We have worked hard to assemble a portfolio of properties in locations that are perfectly suited to the keen hillwalker and that can act as base camps for optimising your time in the Scottish mountains. All our providers are well used to catering for the hillwalking market and offer some of the unexpected touches that are only thought of by people with a deep and enduring love for the great outdoors.
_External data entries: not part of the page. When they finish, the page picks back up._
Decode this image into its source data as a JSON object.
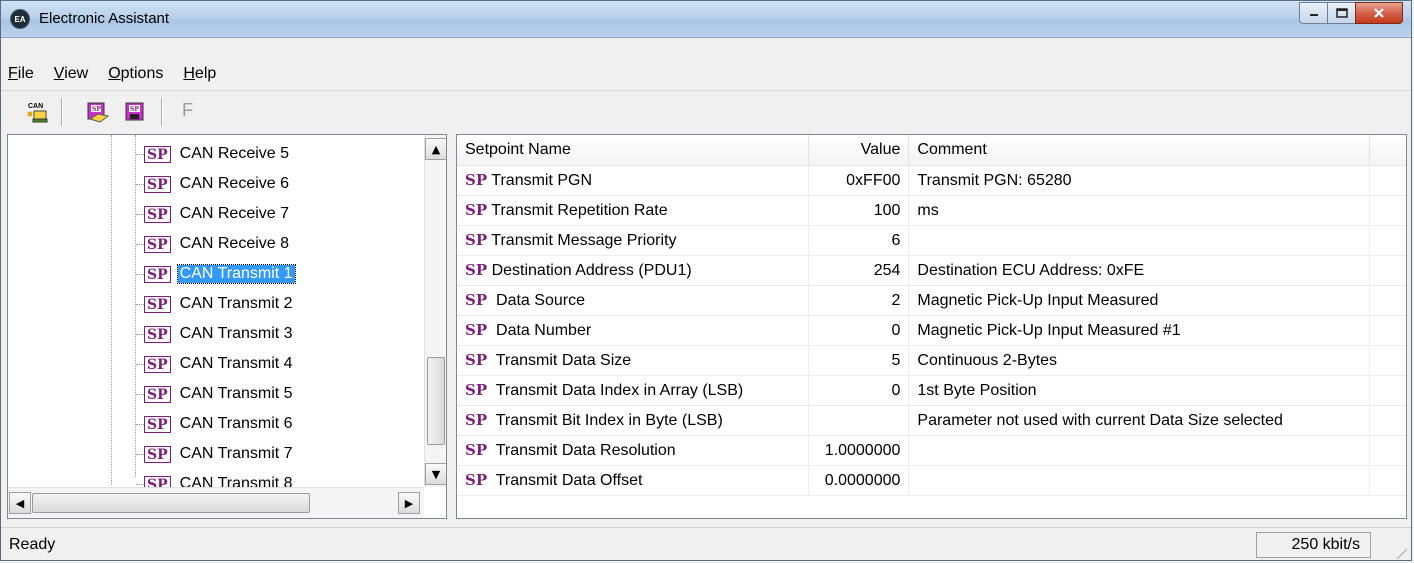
{
  "window": {
    "title": "Electronic Assistant",
    "icon": "EA"
  },
  "menu": [
    "File",
    "View",
    "Options",
    "Help"
  ],
  "toolbar": {
    "f_label": "F"
  },
  "tree": {
    "items": [
      {
        "label": "CAN Receive 5"
      },
      {
        "label": "CAN Receive 6"
      },
      {
        "label": "CAN Receive 7"
      },
      {
        "label": "CAN Receive 8"
      },
      {
        "label": "CAN Transmit 1",
        "selected": true
      },
      {
        "label": "CAN Transmit 2"
      },
      {
        "label": "CAN Transmit 3"
      },
      {
        "label": "CAN Transmit 4"
      },
      {
        "label": "CAN Transmit 5"
      },
      {
        "label": "CAN Transmit 6"
      },
      {
        "label": "CAN Transmit 7"
      },
      {
        "label": "CAN Transmit 8"
      }
    ],
    "sp_tag": "SP"
  },
  "table": {
    "headers": [
      "Setpoint Name",
      "Value",
      "Comment"
    ],
    "rows": [
      {
        "name": "Transmit PGN",
        "value": "0xFF00",
        "comment": "Transmit PGN: 65280"
      },
      {
        "name": "Transmit Repetition Rate",
        "value": "100",
        "comment": "ms"
      },
      {
        "name": "Transmit Message Priority",
        "value": "6",
        "comment": ""
      },
      {
        "name": "Destination Address (PDU1)",
        "value": "254",
        "comment": "Destination ECU Address: 0xFE"
      },
      {
        "name": " Data Source",
        "value": "2",
        "comment": "Magnetic Pick-Up Input Measured"
      },
      {
        "name": " Data Number",
        "value": "0",
        "comment": "Magnetic Pick-Up Input Measured #1"
      },
      {
        "name": " Transmit Data Size",
        "value": "5",
        "comment": "Continuous 2-Bytes"
      },
      {
        "name": " Transmit Data Index in Array (LSB)",
        "value": "0",
        "comment": "1st Byte Position"
      },
      {
        "name": " Transmit Bit Index in Byte (LSB)",
        "value": "",
        "comment": "Parameter not used with current Data Size selected"
      },
      {
        "name": " Transmit Data Resolution",
        "value": "1.0000000",
        "comment": ""
      },
      {
        "name": " Transmit Data Offset",
        "value": "0.0000000",
        "comment": ""
      }
    ]
  },
  "status": {
    "text": "Ready",
    "baud": "250 kbit/s"
  },
  "colors": {
    "sp_tag": "#7b1f7b",
    "selection": "#3399ff"
  }
}
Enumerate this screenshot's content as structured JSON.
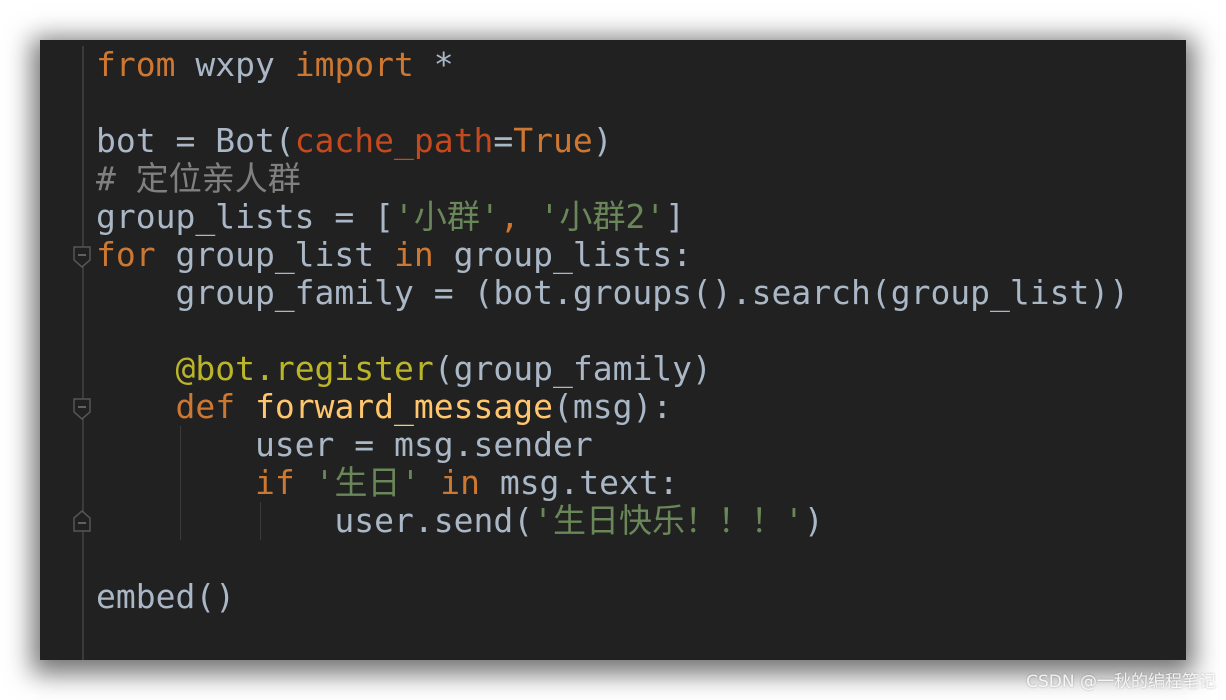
{
  "editor": {
    "colors": {
      "background": "#212121",
      "keyword": "#cc7832",
      "text": "#a9b7c6",
      "param": "#c4491f",
      "string": "#6a8759",
      "comment": "#808080",
      "decorator": "#bbb529",
      "function": "#ffc66d"
    },
    "lines": [
      [
        [
          "kw",
          "from"
        ],
        [
          "txt",
          " wxpy "
        ],
        [
          "kw",
          "import"
        ],
        [
          "txt",
          " *"
        ]
      ],
      [],
      [
        [
          "txt",
          "bot = Bot("
        ],
        [
          "param",
          "cache_path"
        ],
        [
          "txt",
          "="
        ],
        [
          "kw",
          "True"
        ],
        [
          "txt",
          ")"
        ]
      ],
      [
        [
          "cmt",
          "# 定位亲人群"
        ]
      ],
      [
        [
          "txt",
          "group_lists = ["
        ],
        [
          "str",
          "'小群'"
        ],
        [
          "kw",
          ", "
        ],
        [
          "str",
          "'小群2'"
        ],
        [
          "txt",
          "]"
        ]
      ],
      [
        [
          "kw",
          "for"
        ],
        [
          "txt",
          " group_list "
        ],
        [
          "kw",
          "in"
        ],
        [
          "txt",
          " group_lists:"
        ]
      ],
      [
        [
          "txt",
          "    group_family = (bot.groups().search(group_list))"
        ]
      ],
      [],
      [
        [
          "txt",
          "    "
        ],
        [
          "deco",
          "@bot.register"
        ],
        [
          "txt",
          "(group_family)"
        ]
      ],
      [
        [
          "txt",
          "    "
        ],
        [
          "kw",
          "def"
        ],
        [
          "txt",
          " "
        ],
        [
          "fn",
          "forward_message"
        ],
        [
          "txt",
          "(msg):"
        ]
      ],
      [
        [
          "txt",
          "        user = msg.sender"
        ]
      ],
      [
        [
          "txt",
          "        "
        ],
        [
          "kw",
          "if"
        ],
        [
          "txt",
          " "
        ],
        [
          "str",
          "'生日'"
        ],
        [
          "txt",
          " "
        ],
        [
          "kw",
          "in"
        ],
        [
          "txt",
          " msg.text:"
        ]
      ],
      [
        [
          "txt",
          "            user.send("
        ],
        [
          "str",
          "'生日快乐！！！'"
        ],
        [
          "txt",
          ")"
        ]
      ],
      [],
      [
        [
          "txt",
          "embed()"
        ]
      ]
    ]
  },
  "watermark": "CSDN @一秋的编程笔记"
}
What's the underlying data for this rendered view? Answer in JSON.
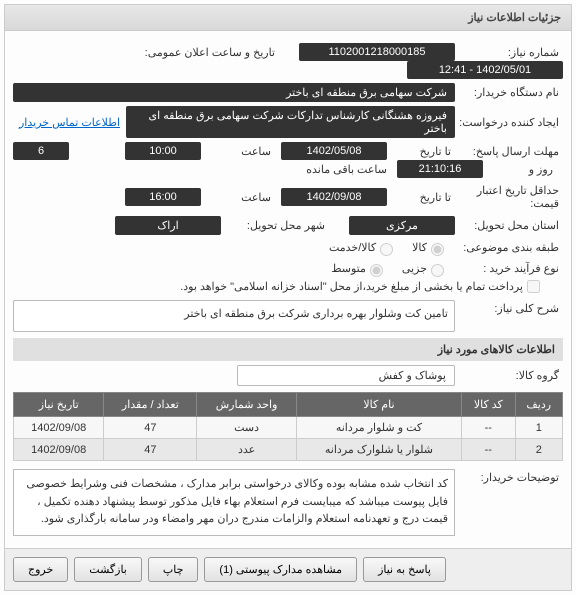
{
  "panel_title": "جزئیات اطلاعات نیاز",
  "fields": {
    "need_no_lbl": "شماره نیاز:",
    "need_no": "1102001218000185",
    "pub_date_lbl": "تاریخ و ساعت اعلان عمومی:",
    "pub_date": "1402/05/01 - 12:41",
    "buyer_lbl": "نام دستگاه خریدار:",
    "buyer": "شرکت سهامی برق منطقه ای باختر",
    "creator_lbl": "ایجاد کننده درخواست:",
    "creator": "فیروزه هشنگانی کارشناس تدارکات شرکت سهامی برق منطقه ای باختر",
    "contact_link": "اطلاعات تماس خریدار",
    "reply_deadline_lbl": "مهلت ارسال پاسخ:",
    "to_date_lbl": "تا تاریخ",
    "reply_date": "1402/05/08",
    "hour_lbl": "ساعت",
    "reply_hour": "10:00",
    "day_lbl": "روز و",
    "day_val": "6",
    "remain_lbl": "ساعت باقی مانده",
    "remain_val": "21:10:16",
    "price_valid_lbl": "حداقل تاریخ اعتبار\nقیمت:",
    "price_valid_date": "1402/09/08",
    "price_valid_hour": "16:00",
    "province_lbl": "استان محل تحویل:",
    "province": "مرکزی",
    "city_lbl": "شهر محل تحویل:",
    "city": "اراک",
    "cat_lbl": "طبقه بندی موضوعی:",
    "cat_goods": "کالا",
    "cat_service": "کالا/خدمت",
    "buy_type_lbl": "نوع فرآیند خرید :",
    "buy_partial": "جزیی",
    "buy_medium": "متوسط",
    "buy_note": "پرداخت تمام یا بخشی از مبلغ خرید،از محل \"اسناد خزانه اسلامی\" خواهد بود.",
    "desc_lbl": "شرح کلی نیاز:",
    "desc": "تامین کت وشلوار بهره برداری شرکت برق منطقه ای باختر",
    "items_title": "اطلاعات کالاهای مورد نیاز",
    "group_lbl": "گروه کالا:",
    "group": "پوشاک و کفش",
    "buyer_notes_lbl": "توضیحات خریدار:",
    "buyer_notes": "کد انتخاب شده مشابه بوده وکالای درخواستی برابر مدارک ، مشخصات فنی وشرایط خصوصی فایل پیوست میباشد که میبایست فرم استعلام بهاء فایل مذکور توسط پیشنهاد دهنده تکمیل ، قیمت درج و تعهدنامه استعلام والزامات  مندرج دران مهر وامضاء ودر سامانه بارگذاری شود."
  },
  "table": {
    "headers": [
      "ردیف",
      "کد کالا",
      "نام کالا",
      "واحد شمارش",
      "تعداد / مقدار",
      "تاریخ نیاز"
    ],
    "rows": [
      [
        "1",
        "--",
        "کت و شلوار مردانه",
        "دست",
        "47",
        "1402/09/08"
      ],
      [
        "2",
        "--",
        "شلوار یا شلوارک مردانه",
        "عدد",
        "47",
        "1402/09/08"
      ]
    ]
  },
  "buttons": {
    "back": "پاسخ به نیاز",
    "attach": "مشاهده مدارک پیوستی (1)",
    "print": "چاپ",
    "ret": "بازگشت",
    "exit": "خروج"
  }
}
And by operating all year round, it’s easy to find exactly the kind of accommodation you wish no matter the season.
All our properties are well equipped, so there won’t be unnecessary niggles that get in the way of enjoying the likes of Ben Nevis, the Cairn Gorms and the legion of other peaks that fall within either the Munro or Corbett mountain classification scheme, lists of peaks drawn up by pioneer hillwalkers, Sir Hugh Munro in 1891 and John Rooke Corbett in the 1920s.
At the last count there were 284 peaks qualifying as Munros, i.e. mountains in the Scottish Highlands that are over 3,000 feet (914 metres) and a further 227 Munro tops.
Corbetts, meanwhile, are regarded as peaks that are between 2,500 and 3,000 feet high (762 metres and 914 metres). In total there are 221 Corbetts and a further 449 Corbetts tops.
Whatever your level of expertise in the mountains, there will be no shortage of choice or route to match your ability and fitness levels.
It should be noted that the Scottish weather, regardless of season, is highly changeable. Even in summer the Scottish mountains and hills should not be regarded lightly. The saying, “Four seasons in a day,” can be exactly that when you are out on the exposed hillside.
Wind, driving rain and freezing temperatures on the summit, even in a relatively mild summer, can make for dangerous climbing conditions. For this reason anyone setting out should be properly prepared, equipped and carry survival gear in case of accidents. Obtaining a local weather forecast before you strike out and leaving a note of your intended route and return time are highly recommended precautions as well.
Doing all you can to ensure your safety means you can enjoy the best of what Scotland has to offer the hillwalker and climber. After all, you want to remember your trip to the Scottish Highlands for all the right reasons.
Ticking off summits, then, could not be easier, at least, from the point of view of securing a top-notch place to stay. The rest, as they say, is up to you.